Fomos alertados a não dar confiança pra bichona do Leão, que andava vendendo uns produtos na beira da estrada, sem alvará. Mas não teve jeito. Ele nos abordou, dizendo-se representante de vendas de Vivienne Westwood, e nos oferecendo sapatos de rubi confortabilíssimos, ideais para a longa caminhada por aquela estrada, e combinando com o dourado dos tijolos. Ele tinha também um novo modelo da Prada.
Olhei pra ele com uma cara de Miranda Priestley e falei que eu sabia que era tudo falsificado. Além do quê, a falecida Bruxa Má do Leste comprou o seu modelo exclusivo do designer europeu Stuart Weitzman, com 642 rubis, pela bagatela de 1,5 milhão de euros, na última viagem que fez à Europa. Pena que quase não teve oportunidade de usá-los, pois foi esmagada pela casa da Dorothy. A menina é que fez bom proveito. Será que a herdeira Liza Minelli já os vendeu em algum leilão?
Seguimos aquela estrada interminável, com a mesma paisagem imutável ao redor, que lembrava muito a estrada até São João del Rey, em Minas Gerais. Mas eu sabia que ali não havia nenhum dragão, no máximo aqueles macaquinhos alados que viraram uma praga em toda Oz desde que a bruxa derreteu e ninguém mais deu comida pra eles.
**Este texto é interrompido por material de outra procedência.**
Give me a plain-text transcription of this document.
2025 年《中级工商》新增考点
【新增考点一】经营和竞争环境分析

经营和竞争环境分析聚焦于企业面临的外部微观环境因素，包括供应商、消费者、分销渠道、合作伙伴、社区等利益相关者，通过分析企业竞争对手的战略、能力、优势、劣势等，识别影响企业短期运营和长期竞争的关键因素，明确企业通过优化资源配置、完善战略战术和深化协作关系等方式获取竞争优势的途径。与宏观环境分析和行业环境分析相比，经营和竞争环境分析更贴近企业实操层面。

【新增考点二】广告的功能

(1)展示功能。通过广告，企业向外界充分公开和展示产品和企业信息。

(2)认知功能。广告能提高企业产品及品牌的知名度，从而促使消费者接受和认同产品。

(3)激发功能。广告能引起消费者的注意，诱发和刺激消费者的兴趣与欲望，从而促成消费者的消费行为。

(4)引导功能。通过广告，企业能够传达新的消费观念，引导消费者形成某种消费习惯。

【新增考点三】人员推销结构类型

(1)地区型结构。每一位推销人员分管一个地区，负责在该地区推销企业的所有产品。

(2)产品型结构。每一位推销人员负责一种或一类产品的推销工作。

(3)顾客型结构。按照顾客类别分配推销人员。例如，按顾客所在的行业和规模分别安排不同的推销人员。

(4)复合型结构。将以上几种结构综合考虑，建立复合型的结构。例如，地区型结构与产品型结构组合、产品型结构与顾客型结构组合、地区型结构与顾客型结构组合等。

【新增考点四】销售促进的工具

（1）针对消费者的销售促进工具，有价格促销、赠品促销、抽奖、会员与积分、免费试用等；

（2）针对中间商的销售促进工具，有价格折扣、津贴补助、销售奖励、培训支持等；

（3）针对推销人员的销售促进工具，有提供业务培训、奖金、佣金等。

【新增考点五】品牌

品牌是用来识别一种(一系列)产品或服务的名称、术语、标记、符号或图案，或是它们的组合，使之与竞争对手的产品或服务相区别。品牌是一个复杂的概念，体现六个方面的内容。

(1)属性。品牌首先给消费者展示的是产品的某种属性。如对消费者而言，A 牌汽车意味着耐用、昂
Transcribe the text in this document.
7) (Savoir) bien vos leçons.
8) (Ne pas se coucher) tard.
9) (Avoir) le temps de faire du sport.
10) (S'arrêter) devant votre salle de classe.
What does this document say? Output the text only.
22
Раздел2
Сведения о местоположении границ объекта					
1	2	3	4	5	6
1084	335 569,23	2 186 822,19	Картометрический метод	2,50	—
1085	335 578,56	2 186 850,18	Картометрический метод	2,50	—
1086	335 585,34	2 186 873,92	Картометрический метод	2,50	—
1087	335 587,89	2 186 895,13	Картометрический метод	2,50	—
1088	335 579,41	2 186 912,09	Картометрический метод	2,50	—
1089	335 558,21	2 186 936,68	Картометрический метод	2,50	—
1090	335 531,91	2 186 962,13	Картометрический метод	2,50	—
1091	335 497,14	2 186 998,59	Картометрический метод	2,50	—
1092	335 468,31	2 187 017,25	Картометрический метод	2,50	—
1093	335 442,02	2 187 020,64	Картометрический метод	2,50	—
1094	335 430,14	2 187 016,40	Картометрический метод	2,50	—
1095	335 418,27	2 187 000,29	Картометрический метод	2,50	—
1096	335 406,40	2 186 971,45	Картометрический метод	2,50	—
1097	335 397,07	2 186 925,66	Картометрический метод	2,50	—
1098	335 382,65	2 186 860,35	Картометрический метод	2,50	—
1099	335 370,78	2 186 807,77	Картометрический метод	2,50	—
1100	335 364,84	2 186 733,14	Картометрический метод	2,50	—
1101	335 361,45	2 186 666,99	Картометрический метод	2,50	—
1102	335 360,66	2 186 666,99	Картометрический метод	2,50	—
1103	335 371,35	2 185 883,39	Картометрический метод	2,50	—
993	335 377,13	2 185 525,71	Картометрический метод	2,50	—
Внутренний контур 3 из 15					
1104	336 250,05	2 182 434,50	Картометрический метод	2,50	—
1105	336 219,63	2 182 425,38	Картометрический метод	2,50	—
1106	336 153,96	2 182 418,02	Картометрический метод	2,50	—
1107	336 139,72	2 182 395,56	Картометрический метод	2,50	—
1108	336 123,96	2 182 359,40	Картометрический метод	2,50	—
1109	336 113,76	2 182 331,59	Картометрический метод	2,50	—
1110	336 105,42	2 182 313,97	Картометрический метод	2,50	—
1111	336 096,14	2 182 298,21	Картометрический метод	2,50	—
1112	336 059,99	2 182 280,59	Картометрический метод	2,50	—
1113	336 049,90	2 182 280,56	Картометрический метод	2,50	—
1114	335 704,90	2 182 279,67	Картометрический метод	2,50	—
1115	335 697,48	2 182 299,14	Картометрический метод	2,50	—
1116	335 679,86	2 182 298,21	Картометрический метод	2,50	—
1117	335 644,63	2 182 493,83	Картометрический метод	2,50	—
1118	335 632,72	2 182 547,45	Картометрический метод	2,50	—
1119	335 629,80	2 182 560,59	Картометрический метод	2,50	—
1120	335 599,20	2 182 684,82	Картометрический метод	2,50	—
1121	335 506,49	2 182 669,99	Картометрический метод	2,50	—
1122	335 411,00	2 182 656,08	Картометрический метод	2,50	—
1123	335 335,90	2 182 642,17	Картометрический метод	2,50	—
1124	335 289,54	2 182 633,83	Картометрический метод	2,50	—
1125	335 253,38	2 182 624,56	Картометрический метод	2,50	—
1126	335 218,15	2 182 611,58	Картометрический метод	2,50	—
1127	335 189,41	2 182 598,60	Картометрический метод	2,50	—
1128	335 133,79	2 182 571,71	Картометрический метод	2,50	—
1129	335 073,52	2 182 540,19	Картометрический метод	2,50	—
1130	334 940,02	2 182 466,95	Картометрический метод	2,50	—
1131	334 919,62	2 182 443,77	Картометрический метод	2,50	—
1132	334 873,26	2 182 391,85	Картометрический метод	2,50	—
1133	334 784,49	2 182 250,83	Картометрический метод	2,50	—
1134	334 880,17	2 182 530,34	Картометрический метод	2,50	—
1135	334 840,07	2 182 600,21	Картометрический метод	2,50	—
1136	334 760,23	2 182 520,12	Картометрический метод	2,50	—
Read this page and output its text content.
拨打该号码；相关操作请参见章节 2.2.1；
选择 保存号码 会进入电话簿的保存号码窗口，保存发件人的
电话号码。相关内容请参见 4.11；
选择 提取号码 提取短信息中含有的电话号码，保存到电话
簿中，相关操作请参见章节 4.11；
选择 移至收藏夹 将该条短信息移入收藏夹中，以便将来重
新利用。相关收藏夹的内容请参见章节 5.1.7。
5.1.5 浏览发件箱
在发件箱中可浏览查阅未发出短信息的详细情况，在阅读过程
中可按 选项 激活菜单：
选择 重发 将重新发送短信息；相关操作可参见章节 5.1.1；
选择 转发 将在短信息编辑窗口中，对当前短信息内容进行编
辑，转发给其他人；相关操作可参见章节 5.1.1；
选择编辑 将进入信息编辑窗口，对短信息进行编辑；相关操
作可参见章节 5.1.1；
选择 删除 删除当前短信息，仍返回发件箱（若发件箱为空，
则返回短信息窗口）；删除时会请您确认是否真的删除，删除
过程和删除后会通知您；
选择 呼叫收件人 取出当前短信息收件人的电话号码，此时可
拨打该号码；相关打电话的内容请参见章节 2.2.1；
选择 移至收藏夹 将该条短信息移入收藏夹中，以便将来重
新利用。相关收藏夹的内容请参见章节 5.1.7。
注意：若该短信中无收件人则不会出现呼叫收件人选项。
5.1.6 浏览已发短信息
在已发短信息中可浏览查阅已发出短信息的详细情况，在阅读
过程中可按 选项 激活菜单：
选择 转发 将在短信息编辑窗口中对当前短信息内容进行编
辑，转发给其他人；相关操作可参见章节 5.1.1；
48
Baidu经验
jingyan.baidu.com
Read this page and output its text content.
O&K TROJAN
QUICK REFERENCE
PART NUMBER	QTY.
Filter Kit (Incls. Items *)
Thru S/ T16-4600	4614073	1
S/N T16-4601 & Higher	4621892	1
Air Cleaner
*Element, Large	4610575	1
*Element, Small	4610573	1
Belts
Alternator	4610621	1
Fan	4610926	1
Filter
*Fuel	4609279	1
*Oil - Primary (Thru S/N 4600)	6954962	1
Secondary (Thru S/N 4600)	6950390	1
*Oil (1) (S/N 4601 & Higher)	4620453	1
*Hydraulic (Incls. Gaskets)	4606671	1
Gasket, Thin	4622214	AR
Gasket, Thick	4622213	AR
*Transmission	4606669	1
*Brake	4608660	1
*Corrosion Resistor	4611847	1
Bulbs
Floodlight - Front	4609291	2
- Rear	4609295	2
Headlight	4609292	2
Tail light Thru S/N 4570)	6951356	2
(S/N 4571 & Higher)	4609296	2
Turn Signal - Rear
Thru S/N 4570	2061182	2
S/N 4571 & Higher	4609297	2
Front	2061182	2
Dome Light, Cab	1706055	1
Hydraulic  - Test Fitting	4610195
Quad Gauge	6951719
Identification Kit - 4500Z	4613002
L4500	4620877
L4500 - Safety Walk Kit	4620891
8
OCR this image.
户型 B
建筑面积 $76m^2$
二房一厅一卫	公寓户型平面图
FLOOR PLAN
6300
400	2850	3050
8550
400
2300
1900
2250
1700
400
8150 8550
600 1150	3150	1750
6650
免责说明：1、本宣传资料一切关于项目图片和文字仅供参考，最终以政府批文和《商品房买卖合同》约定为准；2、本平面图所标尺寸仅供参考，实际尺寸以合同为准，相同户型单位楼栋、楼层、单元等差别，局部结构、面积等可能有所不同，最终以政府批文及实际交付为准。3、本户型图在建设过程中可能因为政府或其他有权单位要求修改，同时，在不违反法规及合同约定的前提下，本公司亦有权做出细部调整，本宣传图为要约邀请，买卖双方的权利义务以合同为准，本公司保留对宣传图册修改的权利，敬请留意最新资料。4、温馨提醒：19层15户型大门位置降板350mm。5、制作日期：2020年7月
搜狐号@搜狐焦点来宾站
Não tinha espantalho que os afugentasse.
Mas o pior era o papo do padre. Ele não era a Mônica, nem astrônomo, geólogo, oceanógrafo ou meteorologista, mas me contava coisas sobre o céu, a terra, a água e o ar. E eu, que a essa altura já tinha largado totalmente o Lexotan, pensava na utilidade daquele adesivo: “sou feliz porque sou ateu”. E lá, muito além do arco-íris, nunca que eu encontraria a flor alucinógena, exemplar único em poder do Vértice, ou aquelas insuperáveis pílulas, pra me desligar dos problemas. Ou quem sabe o Leão não as contrabandeava também?
Saímos brevemente da estrada para admirar a paisagem no alto de uma colina. Nessa hora, iniciou um terremoto que, dizem, mas não acredito muito nisso, foi sentido em São Paulo. O padre desesperou-se e saltou, achando o ar mais seguro que a terra firme naquele momento, e me levou pelo braço. Esse gesto impensado acabou se revelando providencial, pois conseguimos alçar vôo, empurrados pelo bom e velho vento sul da bruxa boa Glinda.
Mas, sem termos como nos orientar, passaríamos pelos mais estranhos lugares, o que, para o aventureiro padre, era uma grande diversão: os Campos de Gabi, onde se respira poesia concreta; a Granja do Vidro Quebrado, povoada de répteis intelectuais; a Torre Gêmea, onde a Liga da Justiça prepara a luta contra os nefastos maçons; a Terra das Pessoas que Não Terminam as Frases; o Reino das Palavras; a República das Pessoas que Escrevem Assim; a Ilha das Maravilhas e suas não menos maravilhosas circunvizinhanças; o Fim dos Tempos. Não tive escolha a não ser acompanhá-lo.
Não há lugar como o lar.

Mamãe, os meus sapatinhos eram tão novinhos... foi o Charleston!